Basically, I've had to spend a lot of time acting as though I am a "mature" adult, one who recognizes -- and acccepts -- the very slow pace of change. I've had to spend a lot of time and energy pretending that I am always willing to take the measured response, to consider the "politic" thing to do.

Looking "mature" benefits me socially and professionally. Unfortunately, it doesn't do a damned thing for my sense of truth, or for my soul.

Because when push comes to shove, in my heart of hearts I am impatient as hell. I want the car culture to fall down tomorrow, and I no longer care who knows it. I want the end of single-occupant vehicles, and the end of suburbs that force us to drive 30 or 40 miles to get to a job. I want the end of plastic food produced in a factories thousands of miles away rather than grown in local community gardens and on nearby farms; and an end to clothing made in China by poverty-wage workers and shipped overseas, instead of sewn by us at the kitchen table. I want the end of over-programmed childrens' schedules that force us to schlep the kids all over hither and yon, and jobs that require so much of our time away from our homes, gardens and families that we no longer have time to live as deliberately as our great-grandparents did.

It is time, past time, to live deliberately again.

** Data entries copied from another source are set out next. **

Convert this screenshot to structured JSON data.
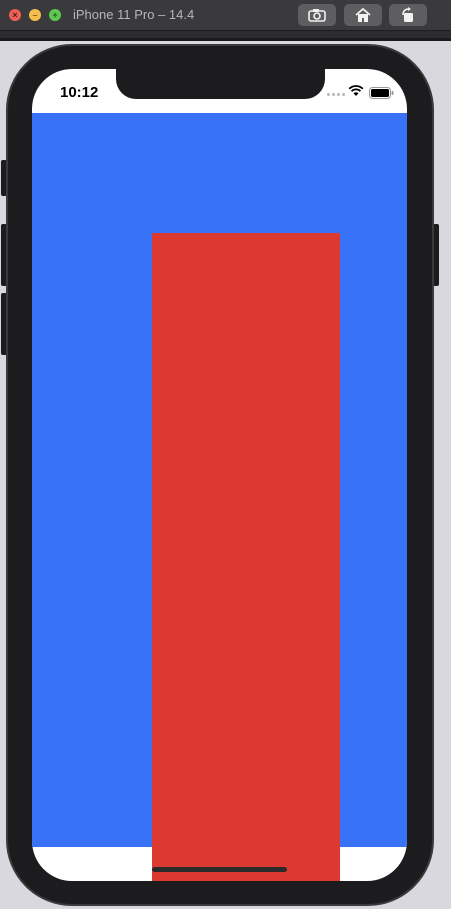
{
  "window": {
    "title": "iPhone 11 Pro – 14.4",
    "controls": [
      "close",
      "minimize",
      "zoom"
    ],
    "toolbar_buttons": [
      "screenshot",
      "home",
      "rotate"
    ]
  },
  "status_bar": {
    "time": "10:12"
  },
  "colors": {
    "blue_view": "#3872f7",
    "red_view": "#dc3930",
    "screen_background": "#ffffff"
  }
}
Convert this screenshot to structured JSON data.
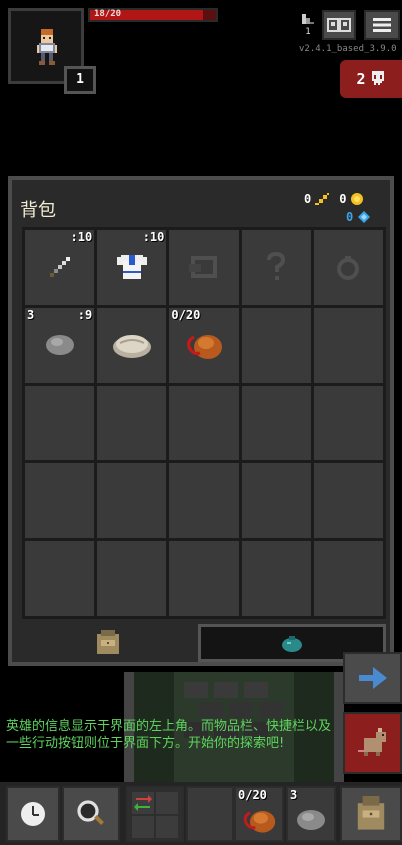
{
  "hero": {
    "hp_text": "18/20",
    "hp_fraction": 0.9,
    "level": "1",
    "portrait_icon": "warrior-hero-icon"
  },
  "top_right": {
    "depth": "1",
    "version": "v2.4.1_based_3.9.0",
    "journal_icon": "journal-icon",
    "menu_icon": "menu-icon",
    "danger_count": "2",
    "danger_icon": "skull-icon"
  },
  "inventory": {
    "title": "背包",
    "gold": "0",
    "energy": "0",
    "keys": "0",
    "slots": [
      {
        "icon": "dagger-icon",
        "qty_tr": ":10"
      },
      {
        "icon": "cloth-armor-icon",
        "qty_tr": ":10"
      },
      {
        "icon": "artifact-slot-icon"
      },
      {
        "icon": "misc-slot-icon"
      },
      {
        "icon": "ring-slot-icon"
      },
      {
        "icon": "throwing-stone-icon",
        "qty_tl": "3",
        "qty_tr": ":9"
      },
      {
        "icon": "food-ration-icon"
      },
      {
        "icon": "waterskin-icon",
        "qty_tl": "0/20"
      }
    ],
    "tabs": [
      {
        "icon": "backpack-icon",
        "active": true
      },
      {
        "icon": "velvet-pouch-icon",
        "active": false
      }
    ]
  },
  "message": {
    "text": "英雄的信息显示于界面的左上角。而物品栏、快捷栏以及一些行动按钮则位于界面下方。开始你的探索吧!"
  },
  "toolbar": {
    "wait_icon": "clock-icon",
    "search_icon": "magnifier-icon",
    "swap_icon": "swap-icon",
    "quickslot1_qty": "0/20",
    "quickslot2_qty": "3",
    "backpack_icon": "backpack-icon",
    "resume_icon": "resume-arrow-icon",
    "attack_icon": "rat-enemy-icon"
  },
  "colors": {
    "hp": "#b01616",
    "message": "#5fd45f",
    "gold": "#f4c21e",
    "energy": "#3aa6e6",
    "danger": "#8c1e1e"
  }
}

Expanding this vision, I recognize that so much of how we live -- what we eat, the clothes we wear, how we educate our children and make a living for ourselves and our families -- depends on a car-centric infrastructure. If it all falls down, the way we live will change radically. There will be a time of difficult and even painful adjustment, and not all of us will survive the transition. But -- and this is the thing -- we will ALL have to learn to live on less, much less, sooner or later. If not today or tomorrow, then in the next year, or five years, or ten. Anyone in denial of this is simply refusing to see how things will go. And if I sound more and more like "one of those crackpot Peak Oil folks", well, maybe it's because I recognize that they're at least partly right. And I am willing to consider the possibility of my early demise as a byproduct of the radical change that our society will have to undergo when things run out, when resources grow more scarce and a global marketplace is no longer so easy or cheap tp prop up.

So today I can say that I am pretty much running out of patience for the mature, measured, politic response, especially when it comes to dismantling the car-centric infrstraucture that has ruled the roost for nearly a century. The politic approach is far too slow, far too safe and careful, and tries too hard to avoid pissing off the people in power. I no longer have the patience to worry about pissing off the people in power. As far as I'm concerned, they can take their suits and their precious on-street parking and, in the parlance of my ancestors, go pound sand.

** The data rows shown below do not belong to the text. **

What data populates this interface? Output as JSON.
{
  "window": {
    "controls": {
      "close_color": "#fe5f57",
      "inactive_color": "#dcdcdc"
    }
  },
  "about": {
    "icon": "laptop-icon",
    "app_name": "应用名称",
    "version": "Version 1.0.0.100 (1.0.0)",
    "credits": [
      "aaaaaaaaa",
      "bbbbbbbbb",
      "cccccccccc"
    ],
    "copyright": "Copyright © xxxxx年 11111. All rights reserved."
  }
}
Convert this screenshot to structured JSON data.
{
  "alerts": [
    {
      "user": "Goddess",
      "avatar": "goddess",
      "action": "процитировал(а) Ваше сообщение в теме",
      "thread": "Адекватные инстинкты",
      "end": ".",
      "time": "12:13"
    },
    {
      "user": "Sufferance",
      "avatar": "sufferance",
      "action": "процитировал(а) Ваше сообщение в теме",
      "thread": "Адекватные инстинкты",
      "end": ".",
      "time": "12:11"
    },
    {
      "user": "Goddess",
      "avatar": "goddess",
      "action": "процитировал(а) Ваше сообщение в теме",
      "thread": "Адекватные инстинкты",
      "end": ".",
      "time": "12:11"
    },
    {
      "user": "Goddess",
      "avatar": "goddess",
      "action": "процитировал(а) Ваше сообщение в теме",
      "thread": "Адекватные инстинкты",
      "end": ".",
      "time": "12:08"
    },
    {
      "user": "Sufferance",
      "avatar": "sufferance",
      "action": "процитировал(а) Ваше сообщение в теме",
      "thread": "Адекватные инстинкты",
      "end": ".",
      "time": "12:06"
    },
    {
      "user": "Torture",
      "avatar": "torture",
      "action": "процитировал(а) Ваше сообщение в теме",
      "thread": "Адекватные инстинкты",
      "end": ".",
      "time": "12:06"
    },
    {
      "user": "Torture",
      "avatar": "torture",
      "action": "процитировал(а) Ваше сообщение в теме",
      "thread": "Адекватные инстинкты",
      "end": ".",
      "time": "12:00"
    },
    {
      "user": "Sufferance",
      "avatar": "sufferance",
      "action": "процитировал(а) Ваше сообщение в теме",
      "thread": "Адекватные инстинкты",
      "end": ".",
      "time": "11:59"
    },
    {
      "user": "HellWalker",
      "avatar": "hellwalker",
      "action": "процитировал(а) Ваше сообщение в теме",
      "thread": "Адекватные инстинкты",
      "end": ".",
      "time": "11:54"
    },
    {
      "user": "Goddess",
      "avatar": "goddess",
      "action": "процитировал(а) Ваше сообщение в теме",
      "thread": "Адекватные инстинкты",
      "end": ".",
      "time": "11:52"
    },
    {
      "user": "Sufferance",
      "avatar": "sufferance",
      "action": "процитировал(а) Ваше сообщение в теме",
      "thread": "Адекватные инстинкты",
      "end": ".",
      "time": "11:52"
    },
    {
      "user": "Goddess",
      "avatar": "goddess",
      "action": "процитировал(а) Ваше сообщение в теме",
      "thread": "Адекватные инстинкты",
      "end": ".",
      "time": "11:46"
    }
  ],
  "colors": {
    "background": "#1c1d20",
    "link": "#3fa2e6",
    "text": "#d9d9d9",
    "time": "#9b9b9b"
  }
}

The problem with having radical vision -- with being able to see very, very far into a future that you want so badly -- is that the farther you can see, the less patience you have for the process of getting there. That's the price I pay for having this radical vision. So if I sound at times like an impatient teenager, that's why. And that's why I probably won't renew my membership in my local bike advocacy organization anytime soon. It's not them, it's me. I just can't slow down my vision enough to be content with what I see as total-bullshit, snail's-pace advocacy. I'll leave that grind to the politicos who have the patience for it, and who can take heart in the tiny victories that are some small positive gain but, frankly, not nearly enough.

I'll just keep riding my bicycle, trying my best to live more deliberately, and hoping that someone else will take notice and begin to grow their own radical vision of a better future.